Outlook met Mahato’s wife Dipali in her mud hut at the edge of the Pirakata jungle, just two kilometres from the busy market area of Pirakata, on the way to Lalgarh. She says naming her in the fir with her husband and arresting her was only a means to getting him. She was hauled to court and when the judge remanded her in judicial custody, she had to take her four children with her to jail, the eldest eight years old, the youngest just about a year. Later, the children were kept in a home. Released after her husband’s arrest, she swears she has no Maoist links. “Am I crazy to become a Maoist—with these four young children of mine?” she asks.
In the same village lives Namita, whose husband Sachin Mahato is in jail for being a Maoist. She chokes as she narrates how the police picked him up. “My husband is sickly and we always treat him delicately,” she says. “But they grabbed him by the hair and shook him. I was pleading with them to stop. But they dragged him away. Our only crime is that we live by the forest.” And Sachin says he was hung upside down and beaten till he said he was a Maoist. “They kept asking me if I knew Kishenji,” he says. “I can’t help it if some of the people who come to my tea shop are Maoists. Don’t the police know that if I refuse to serve them, the Maoists will finish me off for being a police stooge.”
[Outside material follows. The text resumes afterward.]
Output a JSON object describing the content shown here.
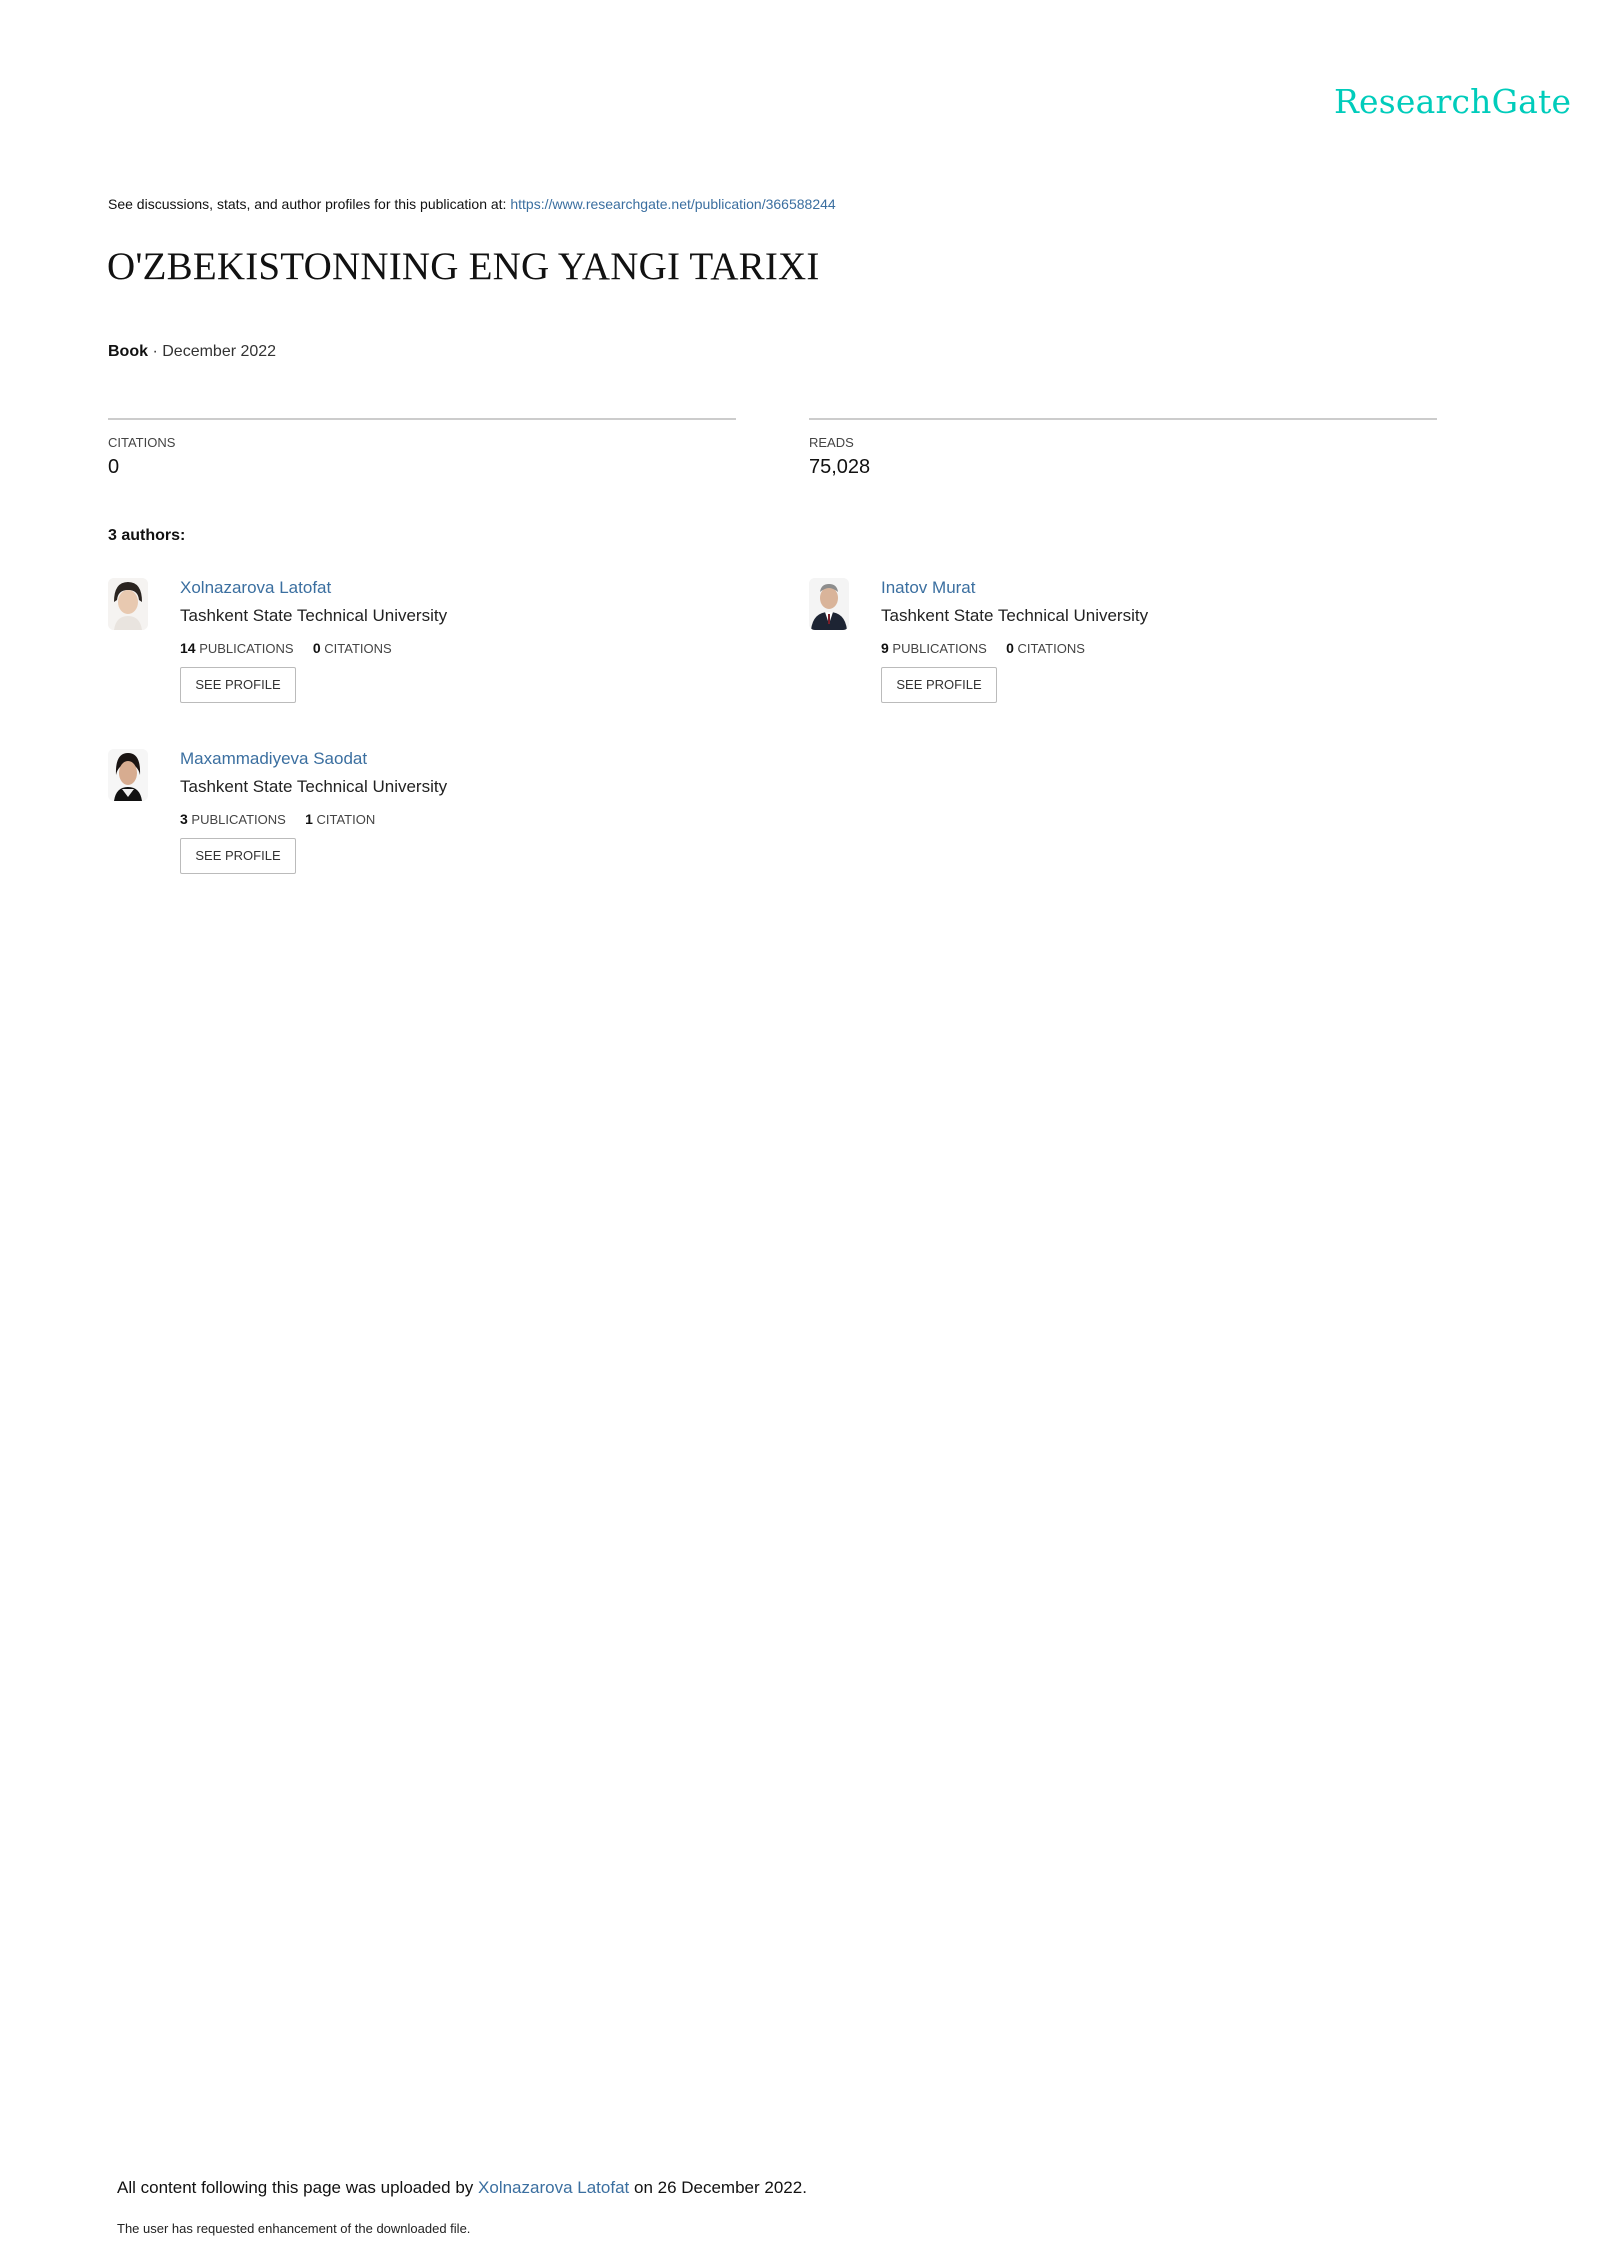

The reality in such areas is that ordinary people are being brutalised by both sides. Soon after Sunil Mahato’s arrest, his cousin Vinod was picked up by the Maoists and shot dead in the forests. “I don’t know what happened,” says Sunil. “Maybe the Maoists approached him and he refused to join them, fearing police retaliation.”
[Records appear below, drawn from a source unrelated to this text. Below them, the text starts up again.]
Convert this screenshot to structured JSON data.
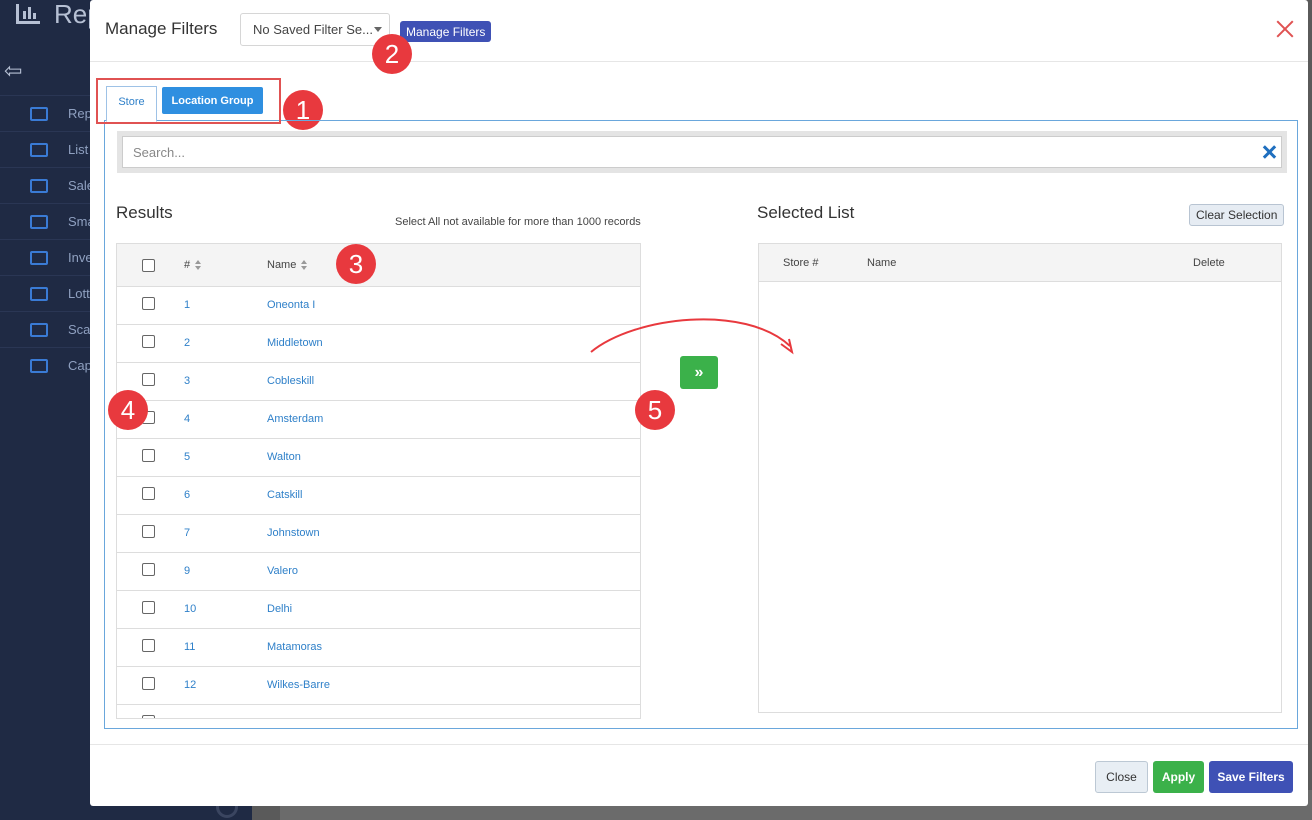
{
  "background": {
    "app_title": "Rep",
    "sidebar_items": [
      "Rep",
      "List",
      "Sale",
      "Sma",
      "Inve",
      "Lotte",
      "Sca",
      "Cap"
    ]
  },
  "modal": {
    "title": "Manage Filters",
    "saved_filter_select": "No Saved Filter Se...",
    "manage_filters_button": "Manage Filters",
    "tabs": [
      "Store",
      "Location Group"
    ],
    "search_placeholder": "Search...",
    "results": {
      "heading": "Results",
      "note": "Select All not available for more than 1000 records",
      "columns": [
        "#",
        "Name"
      ],
      "rows": [
        {
          "num": "1",
          "name": "Oneonta I"
        },
        {
          "num": "2",
          "name": "Middletown"
        },
        {
          "num": "3",
          "name": "Cobleskill"
        },
        {
          "num": "4",
          "name": "Amsterdam"
        },
        {
          "num": "5",
          "name": "Walton"
        },
        {
          "num": "6",
          "name": "Catskill"
        },
        {
          "num": "7",
          "name": "Johnstown"
        },
        {
          "num": "9",
          "name": "Valero"
        },
        {
          "num": "10",
          "name": "Delhi"
        },
        {
          "num": "11",
          "name": "Matamoras"
        },
        {
          "num": "12",
          "name": "Wilkes-Barre"
        }
      ]
    },
    "move_button_glyph": "»",
    "selected": {
      "heading": "Selected List",
      "clear_button": "Clear Selection",
      "columns": [
        "Store #",
        "Name",
        "Delete"
      ]
    },
    "footer": {
      "close": "Close",
      "apply": "Apply",
      "save": "Save Filters"
    }
  },
  "annotations": [
    "1",
    "2",
    "3",
    "4",
    "5"
  ],
  "colors": {
    "primary_blue": "#3f51b5",
    "tab_blue": "#2f8fe0",
    "green": "#3bb14a",
    "annotation_red": "#e8393e",
    "link_blue": "#2f80c9"
  }
}
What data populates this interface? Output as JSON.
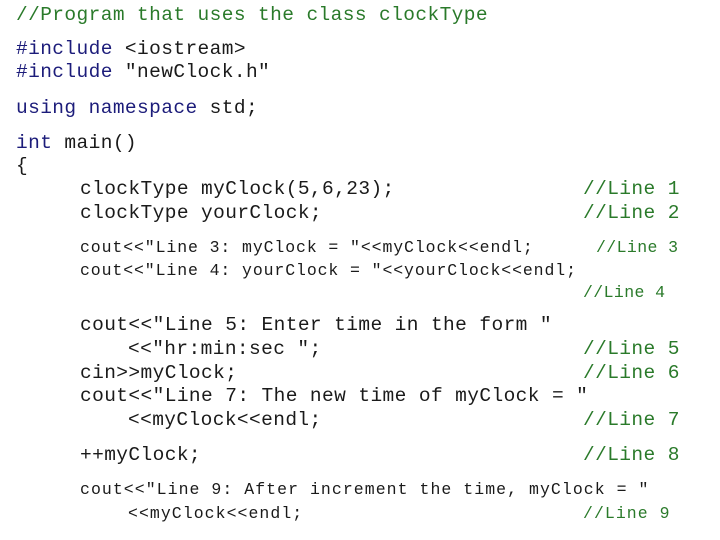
{
  "header_comment": "//Program that uses the class clockType",
  "includes": [
    {
      "directive": "#include",
      "target": " <iostream>"
    },
    {
      "directive": "#include",
      "target": " \"newClock.h\""
    }
  ],
  "using": {
    "kw1": "using",
    "kw2": "namespace",
    "rest": " std;"
  },
  "main_sig": {
    "kw": "int",
    "rest": " main()"
  },
  "open_brace": "{",
  "lines": [
    {
      "code": "clockType myClock(5,6,23);",
      "comment": "//Line 1"
    },
    {
      "code": "clockType yourClock;",
      "comment": "//Line 2"
    },
    {
      "code": "cout<<\"Line 3: myClock = \"<<myClock<<endl;",
      "comment": "//Line 3"
    },
    {
      "code": "cout<<\"Line 4: yourClock = \"<<yourClock<<endl;",
      "comment": "//Line 4"
    },
    {
      "code": "cout<<\"Line 5: Enter time in the form \"",
      "code2": "<<\"hr:min:sec \";",
      "comment": "//Line 5"
    },
    {
      "code": "cin>>myClock;",
      "comment": "//Line 6"
    },
    {
      "code": "cout<<\"Line 7: The new time of myClock = \"",
      "code2": "<<myClock<<endl;",
      "comment": "//Line 7"
    },
    {
      "code": "++myClock;",
      "comment": "//Line 8"
    },
    {
      "code": "cout<<\"Line 9: After increment the time, myClock = \"",
      "code2": "<<myClock<<endl;",
      "comment": "//Line 9"
    }
  ],
  "colors": {
    "keyword": "#1c1c7a",
    "comment": "#2a7a2a",
    "text": "#1a1a1a"
  }
}
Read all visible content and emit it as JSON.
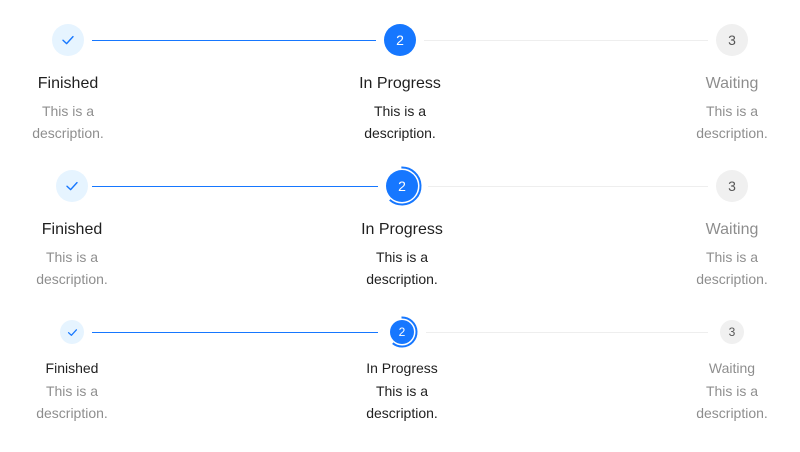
{
  "rows": [
    {
      "steps": [
        {
          "title": "Finished",
          "description": "This is a description.",
          "status": "finish",
          "icon": "check-icon"
        },
        {
          "title": "In Progress",
          "description": "This is a description.",
          "status": "process",
          "number": "2"
        },
        {
          "title": "Waiting",
          "description": "This is a description.",
          "status": "wait",
          "number": "3"
        }
      ]
    },
    {
      "steps": [
        {
          "title": "Finished",
          "description": "This is a description.",
          "status": "finish",
          "icon": "check-icon"
        },
        {
          "title": "In Progress",
          "description": "This is a description.",
          "status": "process",
          "number": "2"
        },
        {
          "title": "Waiting",
          "description": "This is a description.",
          "status": "wait",
          "number": "3"
        }
      ]
    },
    {
      "steps": [
        {
          "title": "Finished",
          "description": "This is a description.",
          "status": "finish",
          "icon": "check-icon"
        },
        {
          "title": "In Progress",
          "description": "This is a description.",
          "status": "process",
          "number": "2"
        },
        {
          "title": "Waiting",
          "description": "This is a description.",
          "status": "wait",
          "number": "3"
        }
      ]
    }
  ],
  "colors": {
    "primary": "#1677ff",
    "finish_bg": "#e6f4ff",
    "wait_bg": "#f0f0f0"
  }
}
As far as state action is concerned, not one of the cases against suspects like Sunil have resulted in conviction. And to get an idea of how many “suspects” are in custody, consider this: there are 141 men and women held for being Maoists in West Midnapore jail alone.
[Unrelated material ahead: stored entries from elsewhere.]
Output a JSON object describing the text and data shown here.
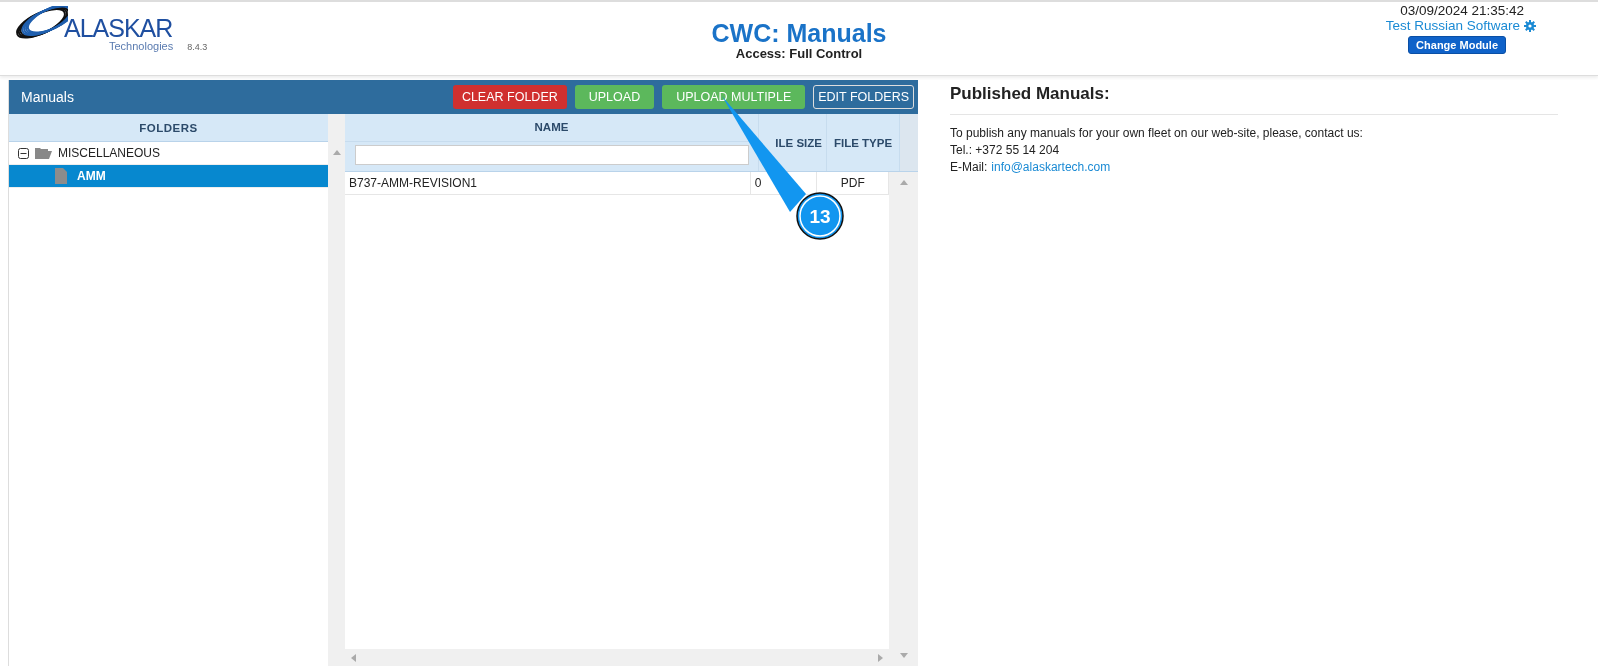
{
  "logo": {
    "name": "ALASKAR",
    "subtitle": "Technologies",
    "version": "8.4.3"
  },
  "header": {
    "title": "CWC: Manuals",
    "access": "Access: Full Control",
    "datetime": "03/09/2024 21:35:42",
    "user": "Test Russian Software",
    "change_module": "Change Module"
  },
  "panel": {
    "title": "Manuals",
    "buttons": [
      {
        "label": "CLEAR FOLDER",
        "kind": "danger"
      },
      {
        "label": "UPLOAD",
        "kind": "success"
      },
      {
        "label": "UPLOAD MULTIPLE",
        "kind": "success"
      },
      {
        "label": "EDIT FOLDERS",
        "kind": "outline"
      }
    ]
  },
  "folders": {
    "heading": "FOLDERS",
    "tree": [
      {
        "label": "MISCELLANEOUS",
        "expanded": true,
        "selected": false,
        "children": [
          {
            "label": "AMM",
            "selected": true
          }
        ]
      }
    ]
  },
  "table": {
    "columns": [
      "NAME",
      "ILE SIZE",
      "FILE TYPE"
    ],
    "rows": [
      [
        "B737-AMM-REVISION1",
        "0",
        "PDF"
      ]
    ]
  },
  "published": {
    "title": "Published Manuals:",
    "text": "To publish any manuals for your own fleet on our web-site, please, contact us:",
    "tel": "Tel.: +372 55 14 204",
    "email_label": "E-Mail:",
    "email": "info@alaskartech.com"
  },
  "callout": {
    "number": "13"
  }
}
The police look at it in another way, perhaps with a logic consistent with the fact that they have a job to get done. “There are many categories of Maoists,” says an officer at Lalgarh police station. “While it’s very difficult to catch the actual squad members, who don’t come out of their forests except in the night, it’s the villagers on the periphery providing them food, water and shelter who are getting caught.”
Examples abound. Take Paro Singh. Her Maoist link is so indirect, it makes little sense that she is serving a jail sentence. She’s from a poor tribal family of Belpahari area. After marriage, she came to live in her husband’s home—here, people would drop in at night and her husband would hold discussions with them. She never asked questions, only served them food and water. She never understood the implications. Inevitably, their house became a target for police searches. Her husband would go away to hide in the forest whenever that happened. And then one night he disappeared for good. The police would keep demanding to know his whereabouts from Paro, but she had no clue.
One night, policemen hit her on the leg when she tried to run. She fell unconscious. All she remembers of that incident—from the periods she came to—is her daughter screaming and blood gushing out. After being in the jail hospital for a few months, she’s now in the prisoners’ area. When I spoke to her, her leg was still in plaster. There is no dearth of such stories in Lalgarh, particularly in villages on the edge of the forests.